An additional effect of such adjustment is the lengthening or
shortening of the distance which the cylinder devices 66, 68 extend
during the weighting/unweighting cycle. Such variation changes the
resistance to downward movement of the treadle 60, 62. The
effective resistances to each of a user's feet performing a
stepping exercise may therefore be varied for the user by selecting
desired hole 84 in each treadle 60, 62 and connecting the lower
ends of the cylinders thereto. As shown herein, each hydraulic
cylinder device 66, 68 comprises a combination resistance and
biasing means for the respective treadle, combining both functions
in a single unit. Other embodiments are also described herein.
The multi-purpose exercising machine 50 includes other apparatus
for performing various exercises. FIG. 2 depicts a bench 70
attached to frame 52 to support a user thereon during the
performance of selected exercises. A lateral bar assembly 72 and a
butterfly bar assembly 74 are also included for performing
exercises thereon. Other types of exercise apparatus may be
incorporated into the machine 50, for performing anaerobic and/or
aerobic exercises.
FIG. 3 depicts a hydraulic cylinder device 90 which together with a
biasing means is useful in the stepper exercise machine. The
cylinder device 90 of FIG. 3 has a housing 92 with an external wall
94 and an interior wall 96 with a chamber 98 thereinbetween. The
interior wall 96 is formed into a cylinder and in turn defines
thereinbetween a second chamber 100. A piston 102 is positioned
within the second chamber 100 to slide therein along the axis 104.
The piston 102 is cylindrically shaped and sized to snugly and
slidably fit within the interior wall 96. An "O"-ring 106 is
positioned in an appropriate groove 108 to provide a seal between
piston 102 and interior wall 96.
Upon movement of the piston 102 in an axial direction, hydraulic
fluid 110 from either side of the piston is forced to flow through
appropriately sized apertures 112 and 114 (FIG. 4) formed in the
piston 102 or otherwise connecting the two sides of the piston. The
apertures here shown are cylindical bores through the piston. The
apertures function as orifices to regulate the flow of hydraulic
fluid 110 from one side of the piston 102 to the other. The piston
102 is connected to a rod or shaft 116. Shaft 116 is shown with a
reduced diameter portion 120 on its interior end 121, portion 120
having threads 123 for attachment to the piston 102 by locknut
122.
Shaft 116 is shown as passing through cylinder endpiece 124 and
housing seal 132 to exterior the device 90. Cylinder 96 is shown
attached as by welding to end cap 126 of the housing 92. Similarly,
endpiece 124 is attached as by welding to the opposite end 128 of
cylinder 96.
Seal 132 is registered and held in place against second end cap 134
by seal spring 136, a coil spring compressed against the outer
surface 128 of endpiece 124. Seal 132 may comprise an elastomeric
member or other type of seal which prevents leakage of hydraulic
oil 110 from the housing 92.
The housing 92 is configured to absorb pressure fluctuations caused
by thermal expansion of the oil 110. Orifice 141 in endpiece 124
permits migration of oil between chamber 98 and seal chamber 142.

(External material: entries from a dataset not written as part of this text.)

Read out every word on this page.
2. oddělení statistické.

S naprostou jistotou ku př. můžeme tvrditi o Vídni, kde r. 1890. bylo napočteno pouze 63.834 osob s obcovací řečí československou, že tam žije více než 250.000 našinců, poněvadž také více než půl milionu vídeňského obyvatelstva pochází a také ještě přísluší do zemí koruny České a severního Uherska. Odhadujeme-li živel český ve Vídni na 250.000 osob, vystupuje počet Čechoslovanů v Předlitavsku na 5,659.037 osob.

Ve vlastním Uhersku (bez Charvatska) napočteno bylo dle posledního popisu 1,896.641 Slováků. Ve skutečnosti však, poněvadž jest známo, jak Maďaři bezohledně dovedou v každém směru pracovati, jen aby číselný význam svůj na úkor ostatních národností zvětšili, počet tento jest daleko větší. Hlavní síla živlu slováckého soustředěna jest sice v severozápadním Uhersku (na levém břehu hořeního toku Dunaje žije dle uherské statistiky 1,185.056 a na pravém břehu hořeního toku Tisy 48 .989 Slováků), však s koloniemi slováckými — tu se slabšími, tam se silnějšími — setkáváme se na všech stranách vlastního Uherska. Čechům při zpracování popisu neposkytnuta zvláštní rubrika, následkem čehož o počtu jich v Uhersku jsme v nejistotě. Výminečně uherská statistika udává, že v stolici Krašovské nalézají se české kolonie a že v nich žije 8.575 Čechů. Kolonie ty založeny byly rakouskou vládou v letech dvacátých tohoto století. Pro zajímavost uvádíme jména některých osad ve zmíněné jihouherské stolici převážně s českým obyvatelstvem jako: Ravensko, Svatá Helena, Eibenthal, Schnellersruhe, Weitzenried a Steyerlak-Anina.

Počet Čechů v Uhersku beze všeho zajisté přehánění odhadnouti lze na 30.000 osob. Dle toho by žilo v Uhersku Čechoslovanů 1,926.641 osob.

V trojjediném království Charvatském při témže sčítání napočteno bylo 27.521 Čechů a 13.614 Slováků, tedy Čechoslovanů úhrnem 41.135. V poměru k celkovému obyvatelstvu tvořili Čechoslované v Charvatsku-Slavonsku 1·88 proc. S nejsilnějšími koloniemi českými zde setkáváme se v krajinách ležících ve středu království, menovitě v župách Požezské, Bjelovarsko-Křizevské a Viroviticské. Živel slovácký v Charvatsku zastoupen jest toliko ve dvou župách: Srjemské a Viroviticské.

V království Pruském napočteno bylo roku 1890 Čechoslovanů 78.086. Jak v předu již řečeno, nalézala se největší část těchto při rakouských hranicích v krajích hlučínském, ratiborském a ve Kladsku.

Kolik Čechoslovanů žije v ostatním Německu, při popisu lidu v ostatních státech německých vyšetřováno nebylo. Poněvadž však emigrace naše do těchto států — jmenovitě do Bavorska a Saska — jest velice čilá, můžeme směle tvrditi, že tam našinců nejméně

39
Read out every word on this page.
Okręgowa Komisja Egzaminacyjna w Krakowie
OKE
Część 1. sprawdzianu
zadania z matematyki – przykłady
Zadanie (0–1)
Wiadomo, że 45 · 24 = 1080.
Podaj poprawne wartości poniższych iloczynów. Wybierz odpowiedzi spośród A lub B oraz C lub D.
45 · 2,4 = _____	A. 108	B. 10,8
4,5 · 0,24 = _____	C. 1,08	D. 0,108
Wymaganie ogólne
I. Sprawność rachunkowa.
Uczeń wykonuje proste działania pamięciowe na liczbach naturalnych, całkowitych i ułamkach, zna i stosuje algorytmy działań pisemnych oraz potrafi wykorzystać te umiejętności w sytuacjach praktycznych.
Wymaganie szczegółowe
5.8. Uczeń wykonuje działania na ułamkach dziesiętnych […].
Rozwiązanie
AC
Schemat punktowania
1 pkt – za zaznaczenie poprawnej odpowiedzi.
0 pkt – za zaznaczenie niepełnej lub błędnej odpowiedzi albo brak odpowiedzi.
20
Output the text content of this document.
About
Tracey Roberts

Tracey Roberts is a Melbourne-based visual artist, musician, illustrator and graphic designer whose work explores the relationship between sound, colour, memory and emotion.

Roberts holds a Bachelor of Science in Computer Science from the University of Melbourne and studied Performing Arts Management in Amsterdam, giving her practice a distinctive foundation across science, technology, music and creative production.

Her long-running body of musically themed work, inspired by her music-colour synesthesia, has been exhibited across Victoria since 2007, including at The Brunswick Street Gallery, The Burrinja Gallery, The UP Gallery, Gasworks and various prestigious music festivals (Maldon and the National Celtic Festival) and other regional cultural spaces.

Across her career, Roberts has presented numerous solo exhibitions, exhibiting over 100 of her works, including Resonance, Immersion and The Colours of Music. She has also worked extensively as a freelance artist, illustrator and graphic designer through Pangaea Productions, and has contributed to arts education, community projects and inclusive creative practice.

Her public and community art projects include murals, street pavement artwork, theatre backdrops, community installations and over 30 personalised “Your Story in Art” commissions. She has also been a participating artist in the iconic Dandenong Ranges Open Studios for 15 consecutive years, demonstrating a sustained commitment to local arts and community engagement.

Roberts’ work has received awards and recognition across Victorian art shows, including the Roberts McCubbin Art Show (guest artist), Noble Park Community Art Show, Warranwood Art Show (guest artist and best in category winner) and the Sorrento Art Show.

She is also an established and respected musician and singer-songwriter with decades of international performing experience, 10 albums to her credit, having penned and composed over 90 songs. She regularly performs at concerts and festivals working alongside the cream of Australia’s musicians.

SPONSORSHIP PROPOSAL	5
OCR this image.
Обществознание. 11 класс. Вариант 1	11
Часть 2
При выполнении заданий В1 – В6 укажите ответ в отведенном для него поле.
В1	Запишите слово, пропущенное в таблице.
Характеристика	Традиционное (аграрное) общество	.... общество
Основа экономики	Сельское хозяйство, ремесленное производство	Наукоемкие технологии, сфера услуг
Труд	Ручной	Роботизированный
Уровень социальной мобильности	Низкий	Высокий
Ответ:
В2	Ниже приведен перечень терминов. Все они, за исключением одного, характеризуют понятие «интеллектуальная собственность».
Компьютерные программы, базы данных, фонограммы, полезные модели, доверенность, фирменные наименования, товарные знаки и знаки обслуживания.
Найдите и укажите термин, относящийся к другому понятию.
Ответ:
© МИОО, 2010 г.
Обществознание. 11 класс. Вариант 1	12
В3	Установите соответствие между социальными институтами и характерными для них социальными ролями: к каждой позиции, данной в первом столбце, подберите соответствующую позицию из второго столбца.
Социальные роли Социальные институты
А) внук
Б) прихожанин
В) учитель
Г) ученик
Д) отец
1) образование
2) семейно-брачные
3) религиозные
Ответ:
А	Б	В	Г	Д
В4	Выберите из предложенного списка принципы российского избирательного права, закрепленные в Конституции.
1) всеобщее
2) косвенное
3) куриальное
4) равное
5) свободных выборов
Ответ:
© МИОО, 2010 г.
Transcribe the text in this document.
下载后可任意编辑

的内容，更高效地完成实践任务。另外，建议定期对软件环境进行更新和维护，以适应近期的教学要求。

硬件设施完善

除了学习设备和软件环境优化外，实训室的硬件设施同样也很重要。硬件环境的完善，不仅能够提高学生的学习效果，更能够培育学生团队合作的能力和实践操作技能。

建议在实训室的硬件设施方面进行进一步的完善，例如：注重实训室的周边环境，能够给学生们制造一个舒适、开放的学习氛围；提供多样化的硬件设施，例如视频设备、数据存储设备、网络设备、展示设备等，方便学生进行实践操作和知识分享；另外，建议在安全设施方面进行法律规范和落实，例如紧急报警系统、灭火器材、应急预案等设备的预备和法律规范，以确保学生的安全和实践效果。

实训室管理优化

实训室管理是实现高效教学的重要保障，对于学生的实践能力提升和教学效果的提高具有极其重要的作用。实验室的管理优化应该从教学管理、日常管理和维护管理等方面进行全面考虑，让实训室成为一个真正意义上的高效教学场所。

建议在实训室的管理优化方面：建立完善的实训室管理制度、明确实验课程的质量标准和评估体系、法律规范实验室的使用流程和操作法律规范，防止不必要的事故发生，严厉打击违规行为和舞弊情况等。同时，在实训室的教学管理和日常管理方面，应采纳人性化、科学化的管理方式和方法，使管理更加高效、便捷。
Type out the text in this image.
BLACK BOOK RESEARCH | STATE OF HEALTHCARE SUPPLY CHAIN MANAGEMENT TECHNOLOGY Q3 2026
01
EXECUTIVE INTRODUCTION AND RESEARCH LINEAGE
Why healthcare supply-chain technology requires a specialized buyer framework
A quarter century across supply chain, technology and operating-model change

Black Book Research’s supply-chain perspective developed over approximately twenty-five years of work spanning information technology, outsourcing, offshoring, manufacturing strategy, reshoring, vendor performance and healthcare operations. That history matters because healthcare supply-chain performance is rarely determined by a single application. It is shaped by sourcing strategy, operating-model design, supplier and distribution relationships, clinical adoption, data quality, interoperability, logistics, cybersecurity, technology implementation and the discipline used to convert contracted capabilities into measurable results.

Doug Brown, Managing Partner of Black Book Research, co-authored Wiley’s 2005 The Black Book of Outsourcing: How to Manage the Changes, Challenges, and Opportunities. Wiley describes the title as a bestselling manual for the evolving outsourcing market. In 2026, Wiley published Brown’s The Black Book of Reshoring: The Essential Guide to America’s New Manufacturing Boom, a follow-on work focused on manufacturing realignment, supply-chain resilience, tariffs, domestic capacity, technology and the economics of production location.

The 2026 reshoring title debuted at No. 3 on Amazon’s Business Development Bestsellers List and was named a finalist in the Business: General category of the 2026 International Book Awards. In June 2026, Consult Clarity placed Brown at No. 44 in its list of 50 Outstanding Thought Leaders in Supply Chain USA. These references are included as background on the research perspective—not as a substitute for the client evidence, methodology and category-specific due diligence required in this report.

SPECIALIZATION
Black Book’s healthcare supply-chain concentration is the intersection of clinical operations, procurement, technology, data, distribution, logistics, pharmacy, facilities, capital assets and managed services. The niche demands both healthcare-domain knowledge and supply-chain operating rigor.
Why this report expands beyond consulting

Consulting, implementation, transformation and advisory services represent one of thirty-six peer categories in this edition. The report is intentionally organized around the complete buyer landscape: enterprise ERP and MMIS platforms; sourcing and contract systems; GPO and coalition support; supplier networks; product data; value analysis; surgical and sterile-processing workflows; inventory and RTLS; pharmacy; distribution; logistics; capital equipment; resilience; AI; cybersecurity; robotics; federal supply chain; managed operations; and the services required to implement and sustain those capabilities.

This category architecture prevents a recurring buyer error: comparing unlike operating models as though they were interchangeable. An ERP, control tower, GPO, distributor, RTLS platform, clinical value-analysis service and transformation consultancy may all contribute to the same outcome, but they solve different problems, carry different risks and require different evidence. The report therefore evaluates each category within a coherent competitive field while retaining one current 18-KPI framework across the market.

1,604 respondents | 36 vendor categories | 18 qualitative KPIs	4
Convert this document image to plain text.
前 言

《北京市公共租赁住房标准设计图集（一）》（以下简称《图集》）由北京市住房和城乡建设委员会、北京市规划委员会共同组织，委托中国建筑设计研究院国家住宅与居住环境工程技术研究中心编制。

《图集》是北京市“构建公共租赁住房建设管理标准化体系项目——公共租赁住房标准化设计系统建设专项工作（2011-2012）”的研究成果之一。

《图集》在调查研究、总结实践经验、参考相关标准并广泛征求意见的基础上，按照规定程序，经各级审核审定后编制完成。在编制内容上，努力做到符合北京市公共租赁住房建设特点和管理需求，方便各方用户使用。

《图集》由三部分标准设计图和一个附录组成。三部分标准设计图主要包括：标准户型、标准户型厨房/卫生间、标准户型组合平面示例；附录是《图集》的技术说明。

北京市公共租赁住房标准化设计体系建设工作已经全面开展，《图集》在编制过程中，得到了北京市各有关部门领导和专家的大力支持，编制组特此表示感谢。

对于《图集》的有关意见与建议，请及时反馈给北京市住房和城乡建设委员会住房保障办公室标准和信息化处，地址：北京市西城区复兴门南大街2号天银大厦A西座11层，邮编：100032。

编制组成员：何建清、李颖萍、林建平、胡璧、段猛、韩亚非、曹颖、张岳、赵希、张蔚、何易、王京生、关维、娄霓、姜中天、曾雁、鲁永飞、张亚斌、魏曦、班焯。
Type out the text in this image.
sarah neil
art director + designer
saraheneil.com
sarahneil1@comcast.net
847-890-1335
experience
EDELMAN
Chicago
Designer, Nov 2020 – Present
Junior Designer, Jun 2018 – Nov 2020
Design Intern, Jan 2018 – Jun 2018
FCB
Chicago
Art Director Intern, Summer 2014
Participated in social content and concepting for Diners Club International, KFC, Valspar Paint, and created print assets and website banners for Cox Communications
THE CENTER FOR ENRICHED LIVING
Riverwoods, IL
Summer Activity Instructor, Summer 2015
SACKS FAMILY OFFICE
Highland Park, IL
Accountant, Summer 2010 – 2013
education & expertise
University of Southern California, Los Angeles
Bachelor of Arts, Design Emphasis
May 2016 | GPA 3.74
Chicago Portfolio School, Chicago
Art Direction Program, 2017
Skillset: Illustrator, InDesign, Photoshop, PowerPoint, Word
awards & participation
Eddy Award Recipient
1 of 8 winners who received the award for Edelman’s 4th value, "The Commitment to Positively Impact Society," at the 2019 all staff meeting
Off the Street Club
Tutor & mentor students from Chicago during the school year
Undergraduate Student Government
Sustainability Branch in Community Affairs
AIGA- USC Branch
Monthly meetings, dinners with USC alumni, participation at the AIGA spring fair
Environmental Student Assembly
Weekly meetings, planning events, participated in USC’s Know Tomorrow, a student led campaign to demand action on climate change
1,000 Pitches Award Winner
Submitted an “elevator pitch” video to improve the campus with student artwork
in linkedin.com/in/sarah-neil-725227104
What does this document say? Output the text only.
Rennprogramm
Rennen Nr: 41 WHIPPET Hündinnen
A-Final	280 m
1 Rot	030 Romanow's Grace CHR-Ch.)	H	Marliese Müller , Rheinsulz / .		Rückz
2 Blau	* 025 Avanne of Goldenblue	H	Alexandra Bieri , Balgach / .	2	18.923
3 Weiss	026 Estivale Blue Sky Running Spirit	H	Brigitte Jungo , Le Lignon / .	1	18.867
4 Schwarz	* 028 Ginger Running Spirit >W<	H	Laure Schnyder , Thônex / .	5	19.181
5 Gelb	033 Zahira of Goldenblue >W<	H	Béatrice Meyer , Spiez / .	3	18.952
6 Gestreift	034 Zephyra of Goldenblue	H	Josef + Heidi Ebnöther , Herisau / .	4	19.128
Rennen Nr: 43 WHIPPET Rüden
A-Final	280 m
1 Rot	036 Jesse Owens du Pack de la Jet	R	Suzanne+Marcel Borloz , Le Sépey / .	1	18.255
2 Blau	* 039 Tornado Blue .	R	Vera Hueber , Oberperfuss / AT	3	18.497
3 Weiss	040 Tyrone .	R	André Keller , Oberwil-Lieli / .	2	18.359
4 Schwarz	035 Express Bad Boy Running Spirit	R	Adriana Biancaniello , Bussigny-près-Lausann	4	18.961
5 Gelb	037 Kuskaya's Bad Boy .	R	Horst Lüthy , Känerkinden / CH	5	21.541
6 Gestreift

Likewise, orifice 144 in the cylinder 96 permits oil migration
between chambers 100 and 98.
Means are provided for attaching the housing 92 and the piston
shaft 116 to the treadle and frame of the stepper machine. FIG. 3
shows attachment rings 156 and 158 fixed to the end cap 126 and to
the outer end 160 of the shaft 116, respectively. Attachment ring
156 is attached to the treadle and ring 158 to the upright frame
member (see FIGS. 1 and 2) so that the resistance to downward
movement exceeds the return resistance to an upper or ready
position.
Also shown is an optional bumper 140 mounted adjacent end ring 158
to limit the inward travel of shaft 116 into the housing 92.
Upon movement of the shaft 116 along the axis 104 in an outward
direction 118, hydraulic fluid 110 is ported through apertures 112
which are sized to provide appropriate resistance to movement of
stepping treadles such as treadles 22, 24 of FIG. 1 and treadles
60, 62 of FIG. 2.
Upon return movement of the piston 102 in direction 146, hydraulic
fluid 110 is ported through apertures 112 and the other apertures
114 (FIGS. 4A and 4B) which contain one-way valves or check valves
115 permitting flow only during inward motion of the piston 102 in
direction 146.
As seen in FIG. 4B, the representative check valve 115 has an
enlarged chamber 117 with a ball 118 positioned to be urged against
valve seat 119 by spring 111 which is seated against collar 109.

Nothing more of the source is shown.